This creates situations where tests pass but the system breaks under the tested conditions.
How to reduce the problem
There are multiple approachs to making mock and stub design more reliable.
Contract & Collaboration tests
This involves another layer of testing: we try to guarantee that our testing doubles (mocks and stubs) are reproducing the expected behaviour.
Contract and Collaboration tests are medium sized tests that validate how one’s own code interacts with an external dependency. Internal APIs are adapters that insulate most of your code from changes in such dependencies. (Mike Bland - Contract/Collaboration Tests and Internal APIs)
This valid alternative reinforces the definition of interfaces, both for internal and external dependencies, with the downside of increasing codebase complexity and adding additional layers of indirection.
The tools approach
In the ruby ecosystem there’s rspec-fire that attempts to validate that mocked contracts (such as method or returned values) are in accord to the real implementations.

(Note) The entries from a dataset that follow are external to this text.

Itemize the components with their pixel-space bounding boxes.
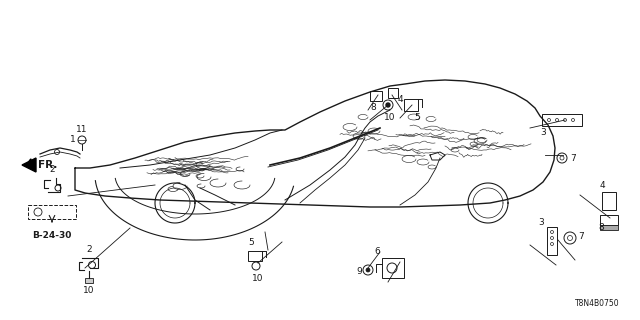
Bar — [602, 192, 616, 210]
Bar — [600, 225, 618, 230]
Text: 3: 3 — [538, 218, 544, 227]
Text: FR.: FR. — [38, 160, 58, 170]
Text: 10: 10 — [83, 286, 95, 295]
Polygon shape — [22, 158, 36, 172]
Text: 8: 8 — [598, 222, 604, 231]
Bar — [600, 215, 618, 225]
Text: 11: 11 — [76, 125, 88, 134]
Text: 8: 8 — [370, 103, 376, 112]
Text: 5: 5 — [248, 238, 253, 247]
Text: 3: 3 — [540, 128, 546, 137]
Text: 6: 6 — [374, 247, 380, 256]
Text: T8N4B0750: T8N4B0750 — [575, 299, 620, 308]
Circle shape — [386, 103, 390, 107]
Bar — [382, 258, 404, 278]
Bar — [542, 114, 582, 126]
Text: 4: 4 — [398, 94, 404, 103]
Text: 2: 2 — [86, 245, 92, 254]
Text: 2: 2 — [49, 165, 55, 174]
Text: B-24-30: B-24-30 — [32, 231, 72, 240]
Bar — [388, 88, 398, 98]
Text: 9: 9 — [356, 268, 362, 276]
Text: 10: 10 — [252, 274, 264, 283]
Bar — [85, 278, 93, 283]
Bar — [547, 227, 557, 255]
Bar — [248, 251, 262, 261]
Bar — [404, 99, 418, 111]
Text: 7: 7 — [578, 231, 584, 241]
Text: 5: 5 — [414, 113, 420, 122]
Text: 7: 7 — [570, 154, 576, 163]
Circle shape — [366, 268, 370, 272]
Text: 1: 1 — [70, 135, 76, 144]
Bar — [370, 91, 382, 101]
Text: 4: 4 — [600, 181, 605, 190]
Bar — [28, 205, 76, 219]
Text: 10: 10 — [384, 113, 396, 122]
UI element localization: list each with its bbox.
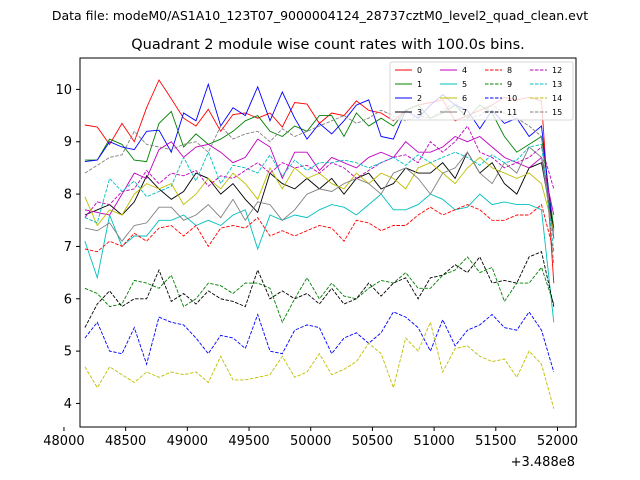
x-tick-label: 51500 — [475, 434, 516, 449]
series-line-9 — [84, 256, 555, 324]
y-tick-label: 7 — [64, 240, 72, 255]
plot-area: 48000 48500 49000 49500 50000 50500 51000 51500… — [43, 57, 578, 470]
series-line-2 — [84, 82, 555, 239]
series-line-11 — [84, 251, 555, 328]
legend-label-0: 0 — [417, 66, 422, 75]
axes-frame — [79, 57, 577, 428]
series-line-4 — [84, 135, 555, 216]
legend-label-6: 6 — [462, 94, 467, 103]
series-line-10 — [84, 311, 555, 373]
x-axis: 48000 48500 49000 49500 50000 50500 51000 51500… — [43, 427, 578, 449]
y-tick-label: 4 — [64, 397, 72, 412]
legend-label-10: 10 — [507, 94, 517, 103]
legend-label-3: 3 — [417, 108, 422, 117]
x-tick-label: 50000 — [290, 434, 331, 449]
series-layer — [84, 79, 555, 409]
y-tick-label: 8 — [64, 188, 72, 203]
legend-label-9: 9 — [507, 80, 512, 89]
legend-label-5: 5 — [462, 80, 467, 89]
chart-title: Quadrant 2 module wise count rates with … — [131, 37, 525, 53]
legend-label-8: 8 — [507, 66, 512, 75]
y-tick-label: 5 — [64, 345, 72, 360]
series-line-5 — [84, 193, 555, 323]
x-tick-label: 48500 — [105, 434, 146, 449]
series-line-12 — [84, 125, 555, 218]
legend-label-2: 2 — [417, 94, 422, 103]
x-tick-label: 51000 — [413, 434, 454, 449]
legend-label-11: 11 — [507, 108, 517, 117]
x-tick-label: 49500 — [228, 434, 269, 449]
legend-label-15: 15 — [552, 108, 562, 117]
y-tick-label: 6 — [64, 292, 72, 307]
series-line-7 — [84, 146, 555, 242]
legend-label-14: 14 — [552, 94, 562, 103]
series-line-8 — [84, 203, 555, 253]
figure-suptitle: Data file: modeM0/AS1A10_123T07_90000041… — [52, 8, 588, 23]
x-tick-label: 48000 — [43, 434, 84, 449]
x-offset-label: +3.488e8 — [511, 455, 575, 470]
x-tick-label: 50500 — [352, 434, 393, 449]
legend-label-1: 1 — [417, 80, 422, 89]
legend-label-12: 12 — [552, 66, 562, 75]
legend-box — [389, 61, 574, 121]
x-tick-label: 49000 — [167, 434, 208, 449]
y-tick-label: 10 — [55, 83, 72, 98]
legend-label-13: 13 — [552, 80, 562, 89]
series-line-14 — [84, 320, 555, 409]
series-line-13 — [84, 143, 555, 252]
y-tick-label: 9 — [64, 135, 72, 150]
y-axis: 4 5 6 7 8 9 10 — [55, 83, 80, 412]
legend-label-4: 4 — [462, 66, 467, 75]
legend-label-7: 7 — [462, 108, 467, 117]
x-tick-label: 52000 — [537, 434, 578, 449]
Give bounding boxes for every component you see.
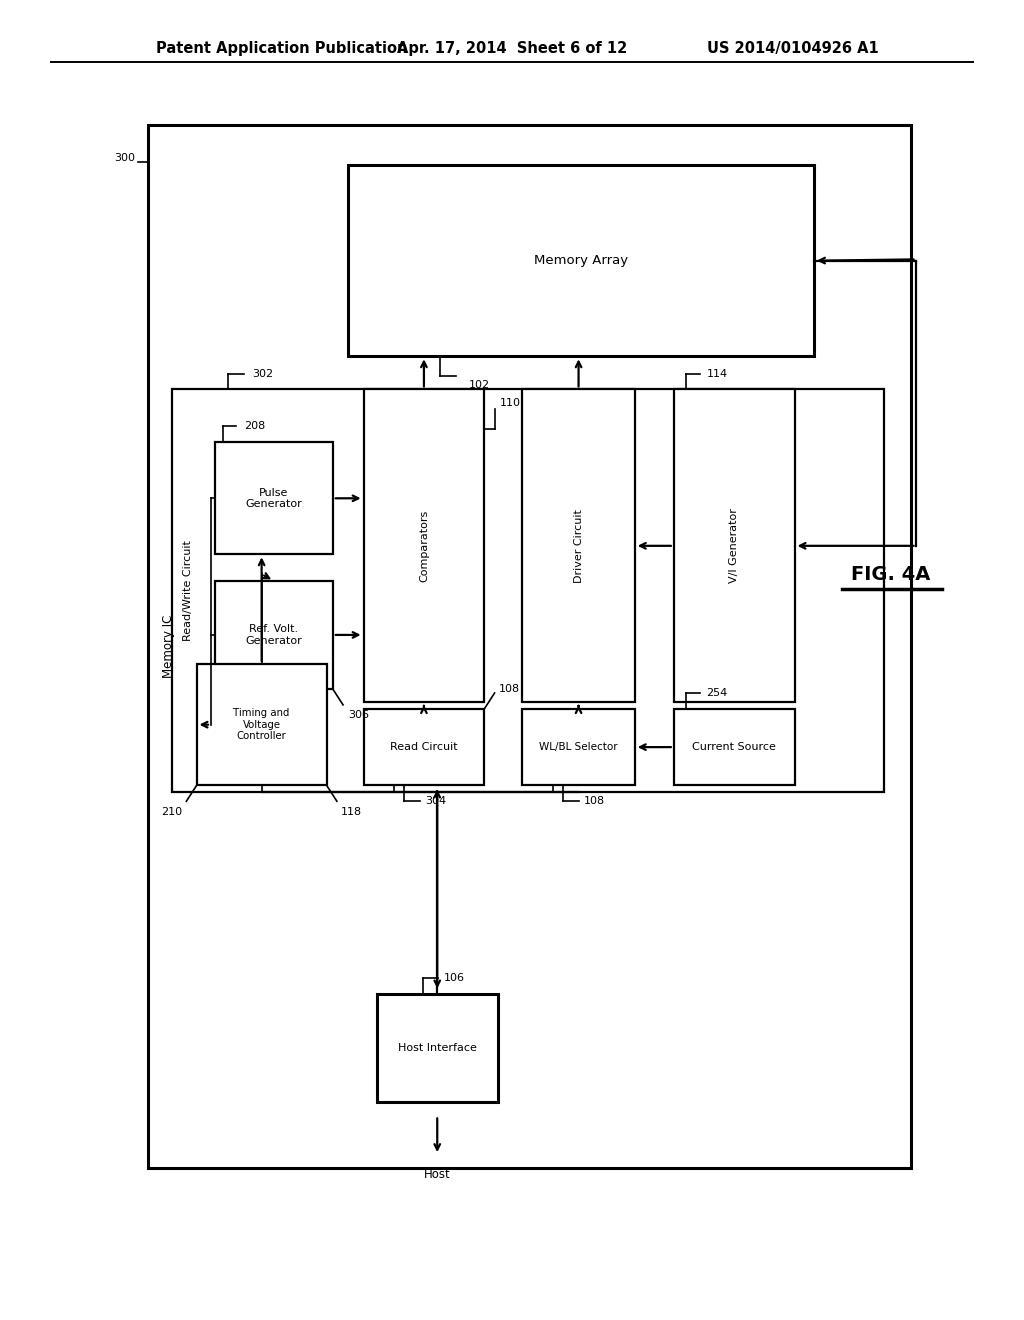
Bar <box>674 709 795 785</box>
Text: 254: 254 <box>707 688 728 698</box>
Text: Host Interface: Host Interface <box>397 1043 477 1053</box>
Bar <box>364 709 484 785</box>
Text: 102: 102 <box>469 380 490 391</box>
Bar <box>377 994 498 1102</box>
Text: 108: 108 <box>584 796 605 807</box>
Text: 208: 208 <box>244 421 265 432</box>
Text: Ref. Volt.
Generator: Ref. Volt. Generator <box>246 624 302 645</box>
Text: Memory Array: Memory Array <box>535 255 628 267</box>
Text: 118: 118 <box>341 807 362 817</box>
Text: Apr. 17, 2014  Sheet 6 of 12: Apr. 17, 2014 Sheet 6 of 12 <box>397 41 627 57</box>
Text: 302: 302 <box>252 368 273 379</box>
Bar <box>348 165 814 356</box>
Text: 108: 108 <box>499 684 520 694</box>
Text: US 2014/0104926 A1: US 2014/0104926 A1 <box>707 41 879 57</box>
Text: Current Source: Current Source <box>692 742 776 752</box>
Bar <box>364 389 484 702</box>
Bar <box>522 709 635 785</box>
Text: 110: 110 <box>500 397 521 408</box>
Text: 300: 300 <box>114 153 135 164</box>
Bar <box>522 389 635 702</box>
Text: 114: 114 <box>707 368 728 379</box>
Text: Read/Write Circuit: Read/Write Circuit <box>183 540 194 642</box>
Text: 306: 306 <box>348 710 370 721</box>
Text: Comparators: Comparators <box>419 510 429 582</box>
Text: WL/BL Selector: WL/BL Selector <box>540 742 617 752</box>
Bar <box>197 664 327 785</box>
Text: FIG. 4A: FIG. 4A <box>851 565 931 583</box>
Bar <box>215 442 333 554</box>
Bar <box>172 389 884 792</box>
Bar <box>674 389 795 702</box>
Text: Read Circuit: Read Circuit <box>390 742 458 752</box>
Bar <box>215 581 333 689</box>
Text: 210: 210 <box>161 807 182 817</box>
Text: Driver Circuit: Driver Circuit <box>573 510 584 582</box>
Text: V/I Generator: V/I Generator <box>729 508 739 583</box>
Text: 304: 304 <box>425 796 446 807</box>
Text: Memory IC: Memory IC <box>163 615 175 678</box>
Bar <box>148 125 911 1168</box>
Text: Pulse
Generator: Pulse Generator <box>246 487 302 510</box>
Text: 106: 106 <box>443 973 465 983</box>
Text: Patent Application Publication: Patent Application Publication <box>156 41 408 57</box>
Text: Timing and
Voltage
Controller: Timing and Voltage Controller <box>233 708 290 742</box>
Text: Host: Host <box>424 1168 451 1181</box>
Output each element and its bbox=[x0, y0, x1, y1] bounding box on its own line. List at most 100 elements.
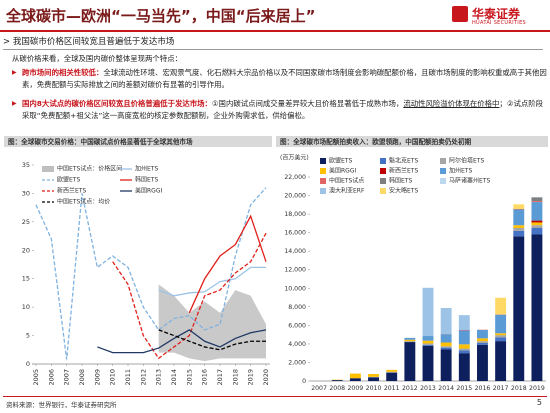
bullet-lead: 国内8大试点的碳价格区间较宽且价格普遍低于发达市场： bbox=[22, 99, 212, 108]
logo: 华泰证券 HUATAI SECURITIES bbox=[452, 4, 542, 28]
series-line bbox=[97, 329, 267, 354]
chart-title: 图：全球碳市交易价格：中国碳试点价格显著低于全球其他市场 bbox=[8, 137, 193, 146]
bar-segment bbox=[386, 371, 398, 373]
bar-segment bbox=[458, 350, 470, 354]
x-tick-label: 2014 bbox=[170, 369, 178, 386]
bar-segment bbox=[440, 347, 452, 350]
legend-swatch bbox=[380, 188, 386, 194]
bullet: 国内8大试点的碳价格区间较宽且价格普遍低于发达市场：①国内碳试点间成交量差异较大… bbox=[12, 98, 550, 122]
bar-segment bbox=[477, 330, 488, 339]
intro-text: 从碳价格来看，全球及国内碳价整体呈现两个特点： bbox=[12, 54, 182, 63]
header-rule bbox=[0, 30, 550, 32]
bar-segment bbox=[386, 369, 398, 372]
bar-segment bbox=[513, 204, 525, 209]
series-line bbox=[35, 187, 267, 360]
bar-segment bbox=[531, 201, 543, 203]
bar-segment bbox=[495, 297, 507, 315]
chart-title-bar bbox=[4, 136, 272, 147]
source-note: 资料来源：世界银行，华泰证券研究所 bbox=[6, 401, 117, 409]
bar-segment bbox=[422, 340, 434, 344]
bar-segment bbox=[458, 344, 470, 349]
y-tick-label: 18,000 bbox=[284, 211, 306, 218]
x-tick-label: 2006 bbox=[47, 369, 55, 386]
x-tick-label: 2005 bbox=[32, 369, 40, 386]
bar-segment bbox=[531, 228, 543, 235]
x-tick-label: 2013 bbox=[420, 385, 436, 392]
legend-label: 加州ETS bbox=[449, 167, 472, 175]
bar-segment bbox=[404, 341, 416, 343]
y-tick-label: 35 bbox=[22, 161, 30, 169]
bar-segment bbox=[513, 230, 525, 237]
y-tick-label: 10 bbox=[22, 303, 30, 311]
price-chart: 图：全球碳市交易价格：中国碳试点价格显著低于全球其他市场 0 5 10 15 20 25 3… bbox=[4, 136, 272, 386]
price-range-band bbox=[158, 284, 266, 362]
bar-segment bbox=[440, 349, 452, 381]
series-line bbox=[158, 266, 266, 297]
legend-label: 阿尔伯塔ETS bbox=[449, 157, 484, 165]
bar-segment bbox=[422, 336, 434, 341]
x-tick-label: 2019 bbox=[529, 385, 545, 392]
series-line bbox=[188, 214, 267, 314]
section-heading: > 我国碳市价格区间较宽且普遍低于发达市场 bbox=[3, 35, 543, 50]
series-line bbox=[158, 329, 266, 351]
y-tick-label: 5 bbox=[26, 332, 30, 340]
logo-mark bbox=[452, 6, 468, 22]
bar-segment bbox=[531, 220, 543, 223]
bar-segment bbox=[513, 209, 525, 226]
y-tick-label: 2,000 bbox=[288, 359, 306, 366]
x-tick-label: 2018 bbox=[231, 369, 239, 386]
x-tick-label: 2007 bbox=[63, 369, 71, 386]
bar-segment bbox=[458, 348, 470, 351]
bar-segment bbox=[477, 344, 488, 381]
bar-segment bbox=[349, 378, 361, 381]
legend-label: 欧盟ETS bbox=[329, 157, 352, 165]
x-tick-label: 2013 bbox=[155, 369, 163, 386]
y-tick-label: 15 bbox=[22, 275, 30, 283]
bar-segment bbox=[513, 228, 525, 231]
bar-segment bbox=[531, 202, 543, 221]
bar-segment bbox=[531, 225, 543, 228]
bullet-text: ①国内碳试点间成交量差异较大且价格显著低于成熟市场， bbox=[211, 99, 404, 108]
x-tick-label: 2009 bbox=[93, 369, 101, 386]
chart-title: 图：全球碳市场配额拍卖收入：欧盟领跑，中国配额拍卖仍处初期 bbox=[280, 137, 472, 146]
legend-label: 美国RGGI bbox=[329, 167, 356, 175]
slide-title: 全球碳市—欧洲“一马当先”，中国“后来居上” bbox=[6, 7, 316, 25]
bar-segment bbox=[531, 234, 543, 381]
y-tick-label: 8,000 bbox=[288, 304, 306, 311]
bullet-lead: 跨市场间的相关性较低： bbox=[22, 68, 104, 77]
bar-segment bbox=[531, 197, 543, 202]
legend-label: 韩国ETS bbox=[135, 176, 158, 184]
x-tick-label: 2008 bbox=[329, 385, 345, 392]
legend-label: 韩国ETS bbox=[389, 177, 412, 185]
y-tick-label: 25 bbox=[22, 218, 30, 226]
bar-segment bbox=[331, 380, 343, 381]
bullet: 跨市场间的相关性较低：全球流动性环境、宏观景气度、化石燃料大宗品价格以及不同国家… bbox=[12, 67, 550, 91]
y-tick-label: 12,000 bbox=[284, 267, 306, 274]
y-tick-label: 20,000 bbox=[284, 193, 306, 200]
logo-name: 华泰证券 bbox=[472, 7, 521, 21]
x-tick-label: 2019 bbox=[247, 369, 255, 386]
legend-label: 魁北克ETS bbox=[389, 157, 418, 165]
bar-segment bbox=[422, 345, 434, 381]
legend-swatch bbox=[320, 158, 326, 164]
bullet-text: ；②试点阶段采取“免费配额+祖父法”这一高度宽松的核定参数配额制，企业外购需求低… bbox=[22, 99, 544, 120]
bar-segment bbox=[458, 315, 470, 330]
x-tick-label: 2015 bbox=[185, 369, 193, 386]
legend-label: 澳大利亚ERF bbox=[329, 187, 365, 195]
bar-segment bbox=[422, 287, 434, 337]
x-tick-label: 2015 bbox=[456, 385, 472, 392]
x-tick-label: 2016 bbox=[475, 385, 491, 392]
x-tick-label: 2012 bbox=[139, 369, 147, 386]
legend-label: 加州ETS bbox=[135, 165, 158, 173]
revenue-chart: 图：全球碳市场配额拍卖收入：欧盟领跑，中国配额拍卖仍处初期 (百万美元) 0 2,… bbox=[276, 136, 548, 392]
legend-label: 新西兰ETS bbox=[57, 187, 86, 195]
bar-segment bbox=[495, 335, 507, 338]
x-tick-label: 2018 bbox=[511, 385, 527, 392]
legend-swatch bbox=[440, 158, 446, 164]
series-line bbox=[112, 232, 267, 360]
bar-segment bbox=[477, 342, 488, 345]
legend-swatch bbox=[320, 188, 326, 194]
legend-swatch bbox=[42, 166, 54, 172]
bar-segment bbox=[440, 308, 452, 334]
bar-segment bbox=[404, 337, 416, 340]
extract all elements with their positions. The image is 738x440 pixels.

Python has something similar with unittest.mock’s create_autospec, but it only validates that the mocked method exist, not their returned values.
Typing
By subclassing the mock from the real class, we can enforce type safety and statically catch both invalid methods and invalid return types.
Integration testing
See Integrated Tests Are A Scam by J.B. Rainsberger. But seriously the thing is that integrated tests probably do not cover your codebase throughly enough, and you still need unit tests.
How to not need mocks
If a function has no side effects, meaning it receives a value, manipulates it, and returns a new value, and it has no dependencies, then we don’t need to mock anything.
How can we modify existing code to approach this theoretical function?
By using Values as Boundaries.
Compare this initial implementation:
class Sweeper:
def sweep(self):
for user in User.objects.all():
if user.active and user.paid_at < datetime.now() - timedelta(30):
UserMailer.billing_problem(user)
@fixture
def bob():
# in librarires such as factory boy, .create() instantiates a python
# object and saves it to the database
return UserFactory(active=True, paid_at=datetime.now() - timedelta(60)).create()
@mark.describe("Sweeper")
class TestSweeper:
@mark.context("When a subscription is expired")
@mark.it("emails the user")
def test_emails_users_with_expired_subs(self, bob, mocker):
billing_problem_mock = mocker.patch("UserMailer.billing_problem", return_value=None)
sweeper = Sweeper()
sweeper.sweep()
billing_problem_mock.assert_called_once_with(bob)
To this modified version:
class ExpiredUsers:
def for_users(self, users):
expired = []
for user in users:
if user.active and user.paid_at < datetime.now() - timedelta(30):
expired.append(user)
return expired
class Sweeper
def sweep(self):
expired_users = ExpiredUsers()
for user in expired_users.for_users(User.objects.all()):
UserMailer.billing_problem(user)
@fixture
def bob():
# .build() should instantiate the python object without
# saving to the database
return UserFactory(active=True, paid_at=datetime.now() - timedelta(60)).build()
@mark.describe("ExpiredUsers")
class TestExpiredUsers:
@mark.context("When a list of users is received")
@mark.it("returns the ones that are expired")
def test_emails_users_with_expired_subs(self, bob):
expired_users = ExpiredUsers()
assert expiredUsers.for_users([bob]) == [bob]
@mark.describe("Sweeper")
class TestSweeper:
@mark.context("When a subscription is expired")
@mark.it("emails the user")
def test_emails_users_with_expired_subs(self, bob):
mocker.patch("ExpiredUsers.for_users", return_value=[bob])
billing_problem_mock = mocker.patch("UserMailer.billing_problem", return_value=None)
sweeper = Sweeper()
sweeper.sweep()
billing_problem_mock.assert_called_once_with(bob)
While we still need to use a mock, we have a much clearer separation of concerns.
The ExpiredUsers class has a pure method (no side effects, no dependency on external state). The Sweeper class is now responsible for managing the dependencies.
In a way, the Sweeper class is an orchestration layer (imperative shell) around a logical layer (the functional core).
The Core should be heavy on paths (possible code outcomes, ifs, etc) and light on dependencies, meaning it is more easily isolated.
The Shell should be the oposite, heavy on dependencies and light on paths, which makes it a great contender for integration testing.